Another journalist put it to him that the Web Summit has become "Glastonbury for Geeks", an analogy that he seemed comfortable with, conjuring an image of Cosgrave as Michael Eavis, surveying the huge event that he has swiftly built, with tech talks instead of guitar solos, panel discussions instead of DJ sets.

Later, that musical comparison was echoed by Bono. “One of the things I love about being at the Summit is that all of these people, all of you, remind me so much of being in a band,” he said, summarising the energy that animates the event. “The sort of people who used to be in a band are now creating start-ups . . . You all remind me of being in a band, and I get off on that excitement, that thrill of making shit up.”

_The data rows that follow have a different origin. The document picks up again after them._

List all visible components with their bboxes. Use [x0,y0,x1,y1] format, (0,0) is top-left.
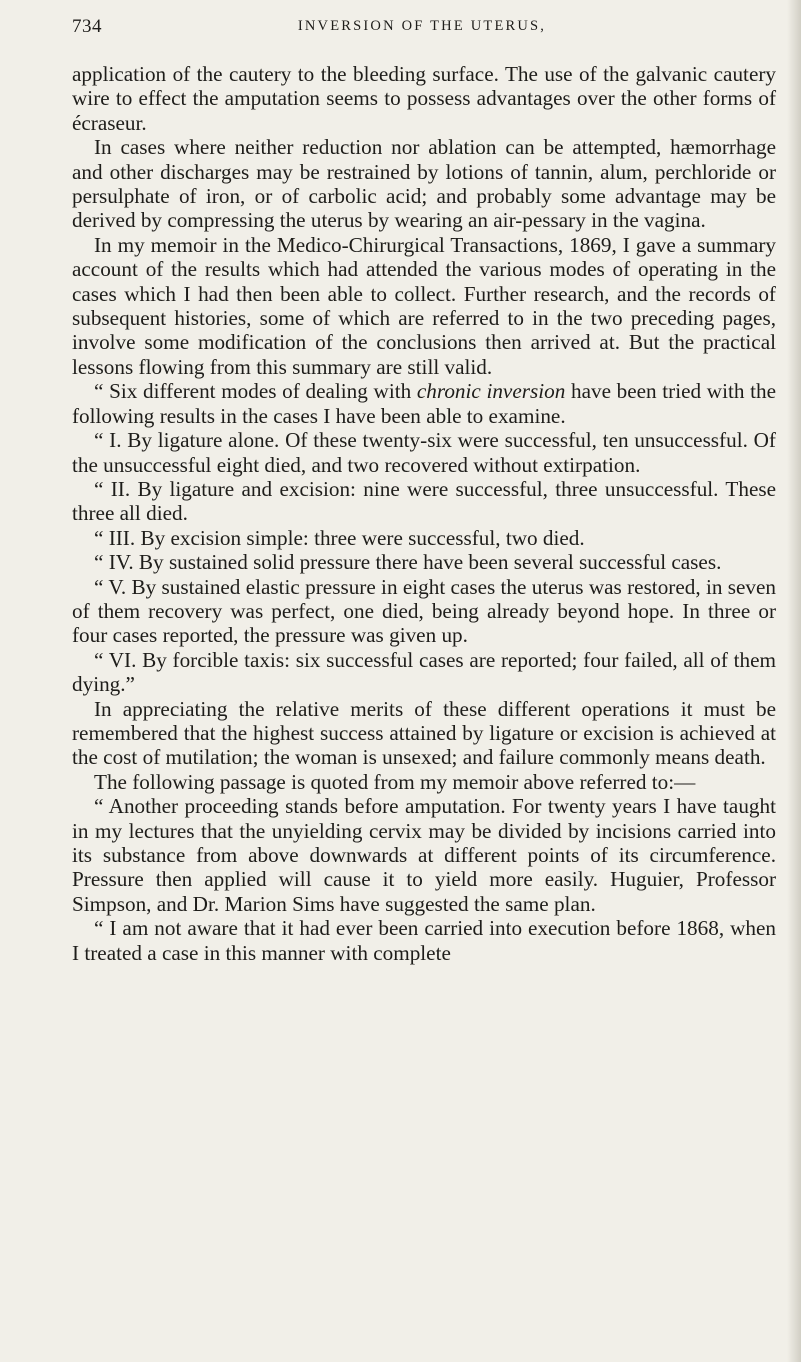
paragraph-excision-simple: “ III. By excision simple: three were successful, two died. [94,525,585,550]
paragraph-cautery: application of the cautery to the bleeding surface. The use of the galvanic cautery wire to effect the amputation seems to possess advantages over the other forms of écraseur. [72,62,776,135]
paragraph-ligature-excision: “ II. By ligature and excision: nine were successful, three unsuccessful. These three all died. [72,476,776,526]
paragraph-ligature: “ I. By ligature alone. Of these twenty-six were successful, ten unsuccessful. Of the unsuccessful eight died, and two recovered without extirpation. [72,428,776,477]
paragraph-not-aware: “ I am not aware that it had ever been carried into execution before 1868, when I treated a case in this manner with complete [72,916,776,965]
paragraph-passage-quoted: The following passage is quoted from my memoir above referred to:— [94,769,696,794]
paragraph-haemorrhage: In cases where neither reduction nor ablation can be attempted, hæmorrhage and other discharges may be restrained by lotions of tannin, alum, perchloride or persulphate of iron, or of carbolic acid; and probably some advantage may be derived by compressing the uterus by wearing an air-pessary in the vagina. [72,135,776,233]
paragraph-forcible-taxis: “ VI. By forcible taxis: six successful cases are reported; four failed, all of them dying.” [72,647,776,697]
running-title: INVERSION OF THE UTERUS, [297,18,547,34]
paragraph-relative-merits: In appreciating the relative merits of these different operations it must be remembered that the highest success attained by ligature or excision is achieved at the cost of mutilation; the woman is unsexed; and failure commonly means death. [72,696,776,770]
paragraph-another-proceeding: “ Another proceeding stands before amputation. For twenty years I have taught in my lectures that the unyielding cervix may be divided by incisions carried into its substance from above downwards at different points of its circumference. Pressure then applied will cause it to yield more easily. Huguier, Professor Simpson, and Dr. Marion Sims have suggested the same plan. [72,794,776,916]
page-number: 734 [72,16,102,37]
emphasis-chronic-inversion: chronic inversion [416,379,566,404]
paragraph-six-modes: “ Six different modes of dealing with chronic inversion have been tried with the following results in the cases I have been able to examine. [72,379,776,428]
paragraph-solid-pressure: “ IV. By sustained solid pressure there have been several successful cases. [94,550,722,575]
paragraph-elastic-pressure: “ V. By sustained elastic pressure in eight cases the uterus was restored, in seven of them recovery was perfect, one died, being already beyond hope. In three or four cases reported, the pressure was given up. [72,574,776,648]
body-text [72,62,776,965]
page-edge-shadow [787,0,801,1362]
running-head [72,16,772,38]
paragraph-memoir: In my memoir in the Medico-Chirurgical Transactions, 1869, I gave a summary account of the results which had attended the various modes of operating in the cases which I had then been able to collect. Further research, and the records of subsequent histories, some of which are referred to in the two preceding pages, involve some modification of the conclusions then arrived at. But the practical lessons flowing from this summary are still valid. [72,232,776,379]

And just as Dublin became a global music capital in the wake of U2’s success, now it is undeniably a global technology hub, thanks to the big multinationals who base themselves here, but also thanks to a culture epitomised by the Summit.

At this point, with this many attendees travelling from all over the world to talk tech, the Web Summit’s importance to the perception of Dublin as a major technology hub can’t be overstated.

There is undoubtedly a touch of Field of Dreams to the entire event, an audacious belief that if you build it, they will come. Many of the attendees' dreams will come to nought, sadly, but the entire event is itself evidence of the value of vast, indomitable ambition.